In the early days there was the abolition of censorship and the reorganization of imperial theaters, but progress was slow. The gigantic territorial proportions of the country made the processes go slowly. To this must be added that the civil war and foreign intervention that lasted from 1918 to 1920 caused countless difficulties, from lack of fuel and electricity to the closure of many theaters.

However, the most eminent stage directors of the last tsarist period, Stanislavski, Meyerhold, Tairov, Komisarzhevski and Evreinov, congratulated themselves on his fall.

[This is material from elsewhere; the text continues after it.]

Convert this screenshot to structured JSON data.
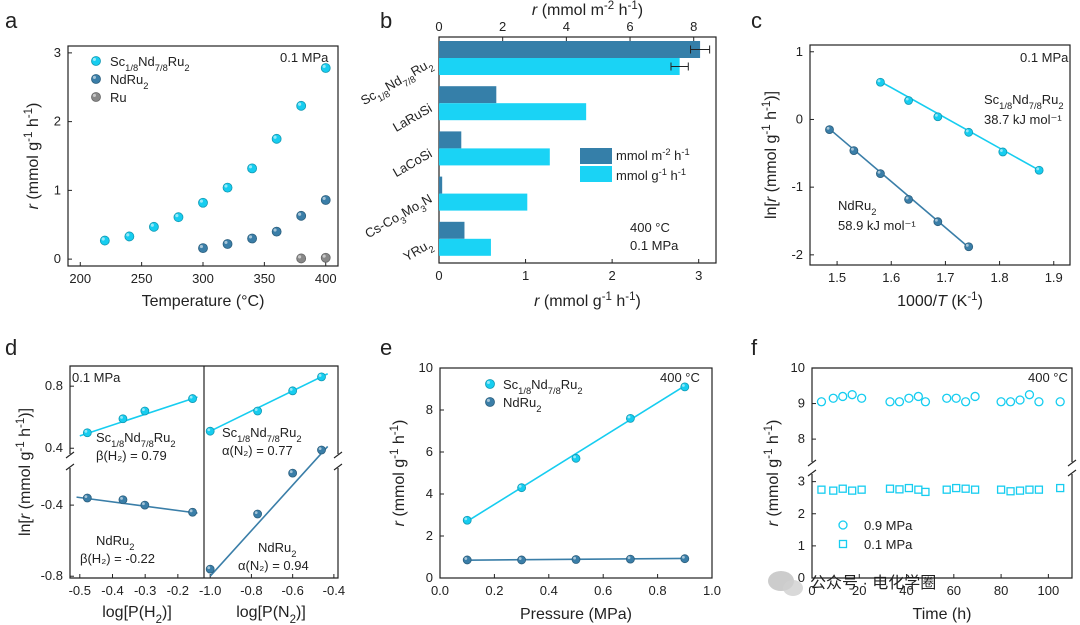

Even the latter, a keen symbolist, organized a gigantic mass spectacle entitled The Taking of the Winter Palace . It was on November 7, 1920. It was held in Petrograd, in the great Palace square, with the intervention of eight thousand performers and an orchestra of five hundred musicians. One hundred thousand spectators attended and there was no lack of the Aurora’s cannon shot or the fireworks that celebrated the October victory. Following this trend of the “Living Panoramas”, such as The Blocking of Russia or Forward, Communism of the World , both by Radlov, this fashion spread to the most remote corners of the country. However, Evreinoff left for Berlin two years later and never returned. In 1922, Stanislavski left for the United States for a tour with the Art Theater and returned two years later. There were undoubtedly differences between them.